The Jan. 23 editorial “A role in Asia” suggested that the Trans-Pacific Partnership (TPP) would “support U.S. jobs” and help the United States counter China’s expansion. Twenty years of data have proved false these economic and foreign policy promises.
The template for the TPP was the 2011 free trade agreement between the United States and South Korea, which itself was based on the 1993 North American Free Trade Agreement. The TPP includes an even more expansive version of foreign investor privileges that promote offshoring to where labor is cheap. The United States has lost 5 million manufacturing jobs since NAFTA. The South Korea deal created a trade deficit that equates to 60,000 more lost jobs. Sixty percent of manufacturing workers who lose jobs to trade and find reemployment take pay cuts.
Every time the economic case for a trade deal fails, the argument becomes foreign policy.
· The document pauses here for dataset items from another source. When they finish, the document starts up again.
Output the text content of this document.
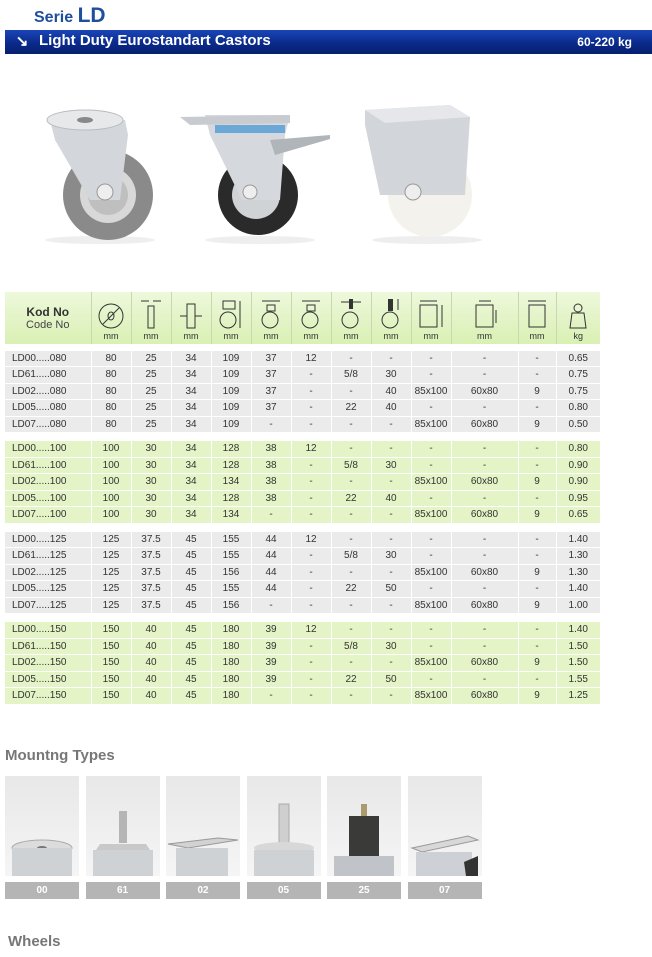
Serie LD
↘ Light Duty Eurostandart Castors	60-220 kg
Kod No
Code No	mm	mm	mm	mm	mm	mm	mm	mm	mm	mm	mm	kg

LD00.....080	80	25	34	109	37	12	-	-	-	-	-	0.65
LD61.....080	80	25	34	109	37	-	5/8	30	-	-	-	0.75
LD02.....080	80	25	34	109	37	-	-	40	85x100	60x80	9	0.75
LD05.....080	80	25	34	109	37	-	22	40	-	-	-	0.80
LD07.....080	80	25	34	109	-	-	-	-	85x100	60x80	9	0.50

LD00.....100	100	30	34	128	38	12	-	-	-	-	-	0.80
LD61.....100	100	30	34	128	38	-	5/8	30	-	-	-	0.90
LD02.....100	100	30	34	134	38	-	-	-	85x100	60x80	9	0.90
LD05.....100	100	30	34	128	38	-	22	40	-	-	-	0.95
LD07.....100	100	30	34	134	-	-	-	-	85x100	60x80	9	0.65

LD00.....125	125	37.5	45	155	44	12	-	-	-	-	-	1.40
LD61.....125	125	37.5	45	155	44	-	5/8	30	-	-	-	1.30
LD02.....125	125	37.5	45	156	44	-	-	-	85x100	60x80	9	1.30
LD05.....125	125	37.5	45	155	44	-	22	50	-	-	-	1.40
LD07.....125	125	37.5	45	156	-	-	-	-	85x100	60x80	9	1.00

LD00.....150	150	40	45	180	39	12	-	-	-	-	-	1.40
LD61.....150	150	40	45	180	39	-	5/8	30	-	-	-	1.50
LD02.....150	150	40	45	180	39	-	-	-	85x100	60x80	9	1.50
LD05.....150	150	40	45	180	39	-	22	50	-	-	-	1.55
LD07.....150	150	40	45	180	-	-	-	-	85x100	60x80	9	1.25
Mountng Types
00	61	02	05	25	07
Wheels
China’s rising power is a real issue. Over the past 35 years, we have strengthened economic ties to Asian nations, but these have not slowed the expansion of Chinese influence in the region. Simply opening markets with trading partners has not deterred them from building closer economic ties to China.
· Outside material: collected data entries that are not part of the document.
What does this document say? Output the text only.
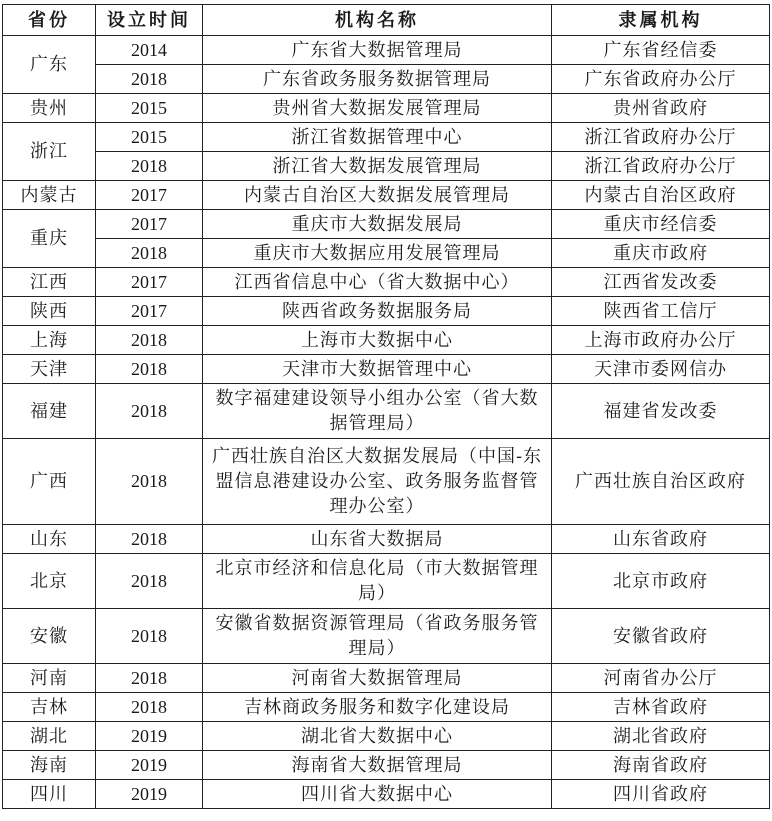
省份	设立时间	机构名称	隶属机构
广东	2014	广东省大数据管理局	广东省经信委
	2018	广东省政务服务数据管理局	广东省政府办公厅
贵州	2015	贵州省大数据发展管理局	贵州省政府
浙江	2015	浙江省数据管理中心	浙江省政府办公厅
	2018	浙江省大数据发展管理局	浙江省政府办公厅
内蒙古	2017	内蒙古自治区大数据发展管理局	内蒙古自治区政府
重庆	2017	重庆市大数据发展局	重庆市经信委
	2018	重庆市大数据应用发展管理局	重庆市政府
江西	2017	江西省信息中心（省大数据中心）	江西省发改委
陕西	2017	陕西省政务数据服务局	陕西省工信厅
上海	2018	上海市大数据中心	上海市政府办公厅
天津	2018	天津市大数据管理中心	天津市委网信办
福建	2018	数字福建建设领导小组办公室（省大数据管理局）	福建省发改委
广西	2018	广西壮族自治区大数据发展局（中国-东盟信息港建设办公室、政务服务监督管理办公室）	广西壮族自治区政府
山东	2018	山东省大数据局	山东省政府
北京	2018	北京市经济和信息化局（市大数据管理局）	北京市政府
安徽	2018	安徽省数据资源管理局（省政务服务管理局）	安徽省政府
河南	2018	河南省大数据管理局	河南省办公厅
吉林	2018	吉林商政务服务和数字化建设局	吉林省政府
湖北	2019	湖北省大数据中心	湖北省政府
海南	2019	海南省大数据管理局	海南省政府
四川	2019	四川省大数据中心	四川省政府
The TPP would further weaken our manufacturing base and financial stability with damaging economic and national security implications. The administration is following a policy that has failed U.S. workers in the past and has not strengthened foreign policy. We must look not to promises, hopes or theories but to experience. We cannot make the same mistakes again.
Rosa DeLauro, Washington
The writer, a Democrat, represents Connecticut’s 3rd District in the House.